The same chemical properties that allow high concentrations of ozone to react with organic material outside the body give it the ability to react with similar organic material that makes up the body, and potentially cause harmful health consequences. When inhaled, ozone can damage the lungs. Relatively low amounts can cause chest pain, coughing, shortness of breath, and, throat irritation. Ozone may also worsen chronic respiratory diseases such as asthma and compromise the ability of the body to fight respiratory infections. People vary widely in their susceptibility to ozone. Healthy people, as well as those with respiratory difficulty, can experience breathing problems when exposed to ozone. Exercise during exposure to ozone causes a greater amount of ozone to be inhaled, and increases the risk of harmful respiratory effects. Recovery from the harmful effects can occur following short-term exposure to low levels of ozone, but health effects may become more damaging and recovery less certain at higher levels or from longer exposures (US EPA, 1996a, 1996b).(712) 439-6880
Manufacturers and vendors of ozone devices often use misleading terms to describe ozone. Terms such as energized oxygen or pure air suggest that ozone is a healthy kind of oxygen. Ozone is a toxic gas with vastly different chemical and toxicological properties from oxygen. Several federal agencies have established health standards or recommendations to limit human exposure to ozone. These exposure limits are summarized here:
|Health Effects||Risk Factors||Health Standards*|
|Potential risk of experiencing:|
|Decreases in lung function||Factors expected to increase risk and severity of health effects are:||The Food and Drug Administration (FDA) requires ozone output of indoor medical devices to be no more than 0.05 ppm.|
|Aggravation of asthma||Increase in ozone air concentration||The Occupational Safety and Health Administration (OSHA) requires that workers not be exposed to an average concentration of more than 0.10 ppm for 8 hours.|
|Throat irritation and cough||Greater duration of exposure for some health effects||The National Institute of Occupational Safety and Health (NIOSH) recommends an upper limit of 0.10 ppm, not to be exceeded at any time.|
|Chest pain and shortness of breath||Activities that raise the breathing rate (e.g., exercise)||EPA's National Ambient Air Quality Standard for ozone is a maximum 8 hour average outdoor concentration of -0.08 ppm (see: the Clean Air Act)|
|Inflammation of lung tissue||Certain pre-existing lung diseases (e.g., asthma)|
|Higher susceptibility to respiratory infection|
* ppm = parts per million
Is there such a thing as good ozone and bad ozone?
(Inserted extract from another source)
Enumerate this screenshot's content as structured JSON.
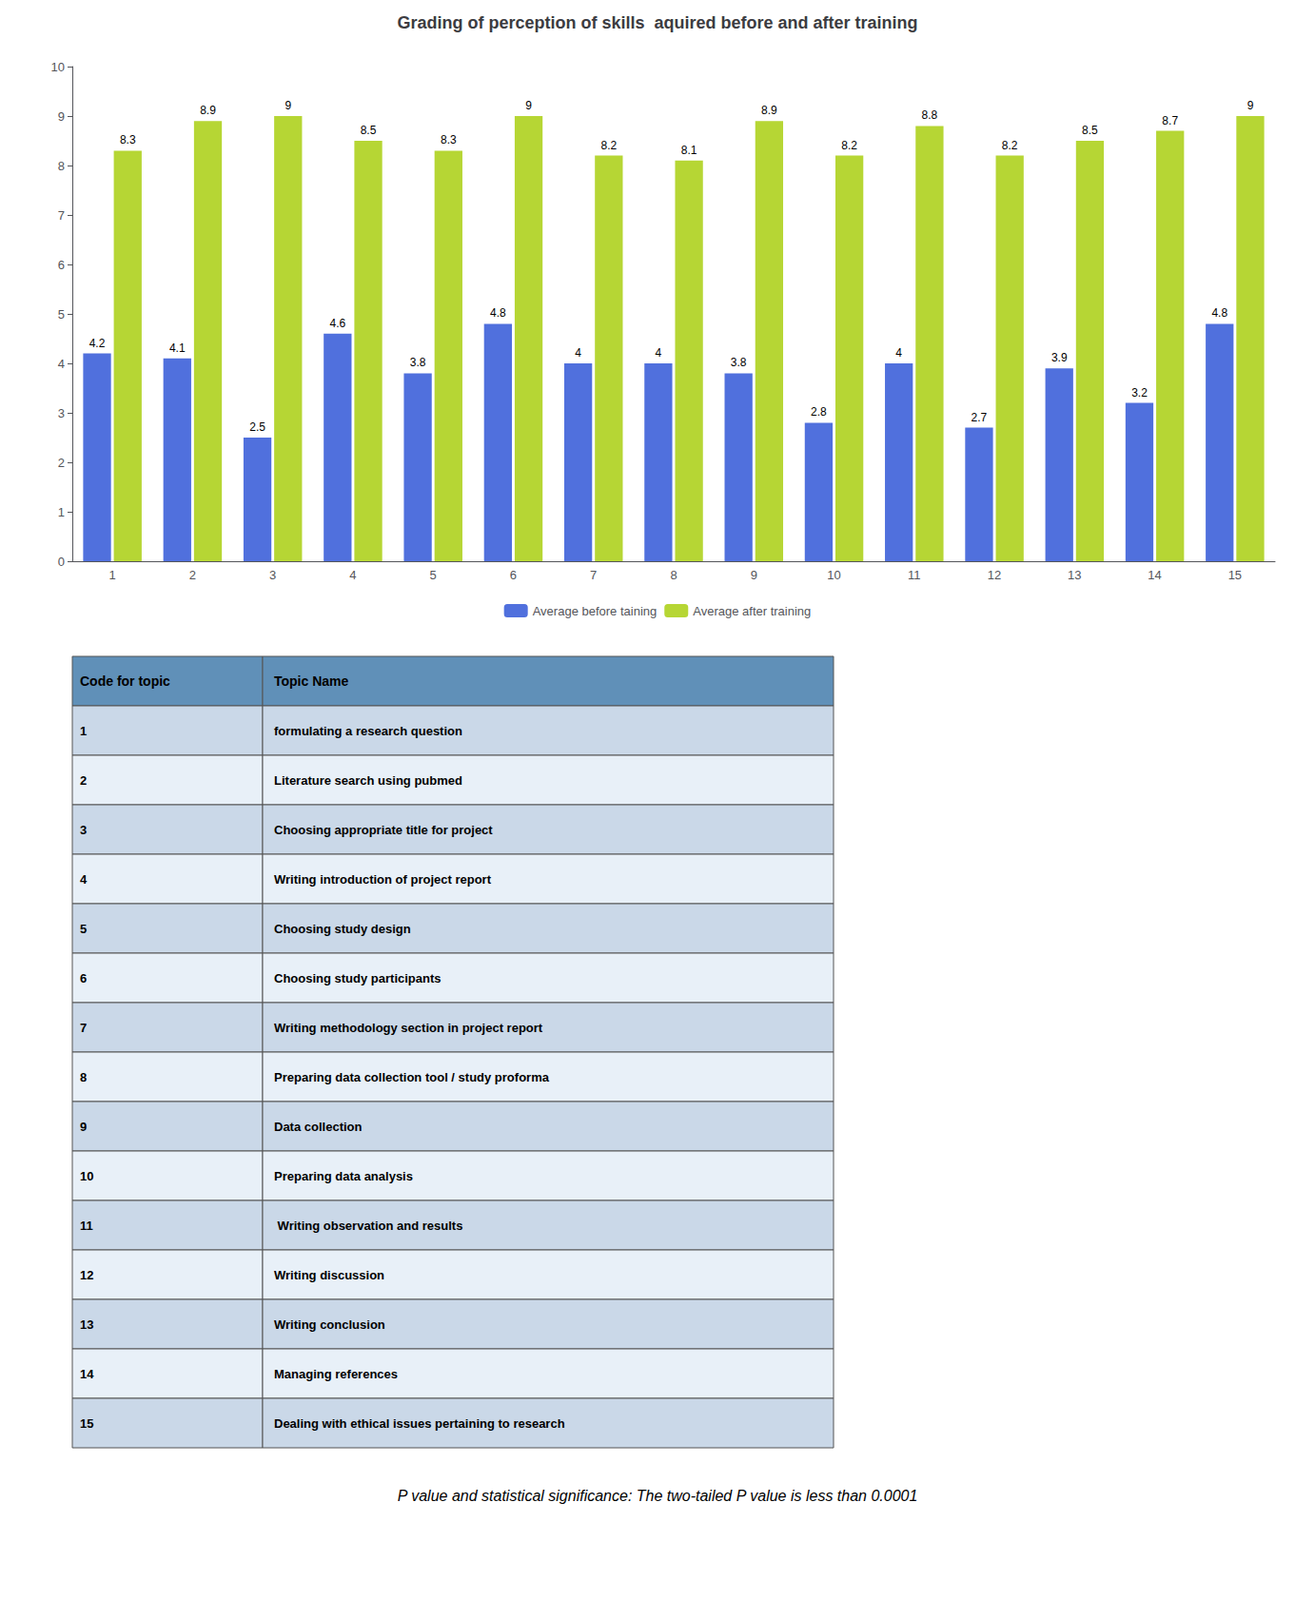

The phrase "good up high - bad nearby" has been used by the U.S. Environmental Protection Agency (EPA) to make the distinction between ozone in the upper and lower atmosphere. Ozone in the upper atmosphere - referred to as stratospheric ozone - helps filter out damaging ultraviolet radiation from the sun. Though ozone in the stratosphere is protective, ozone in the atmosphere - which is the air we breathe - can be harmful to the respiratory system. Harmful levels of ozone can be produced by the interaction of sunlight with certain chemicals emitted to the environment (e.g., automobile emissions and chemical emissions of industrial plants). These harmful concentrations of ozone in the atmosphere are often accompanied by high concentrations of other pollutants, including nitrogen dioxide, fine particles, and hydrocarbons. Whether pure or mixed with other chemicals, ozone can be harmful to health.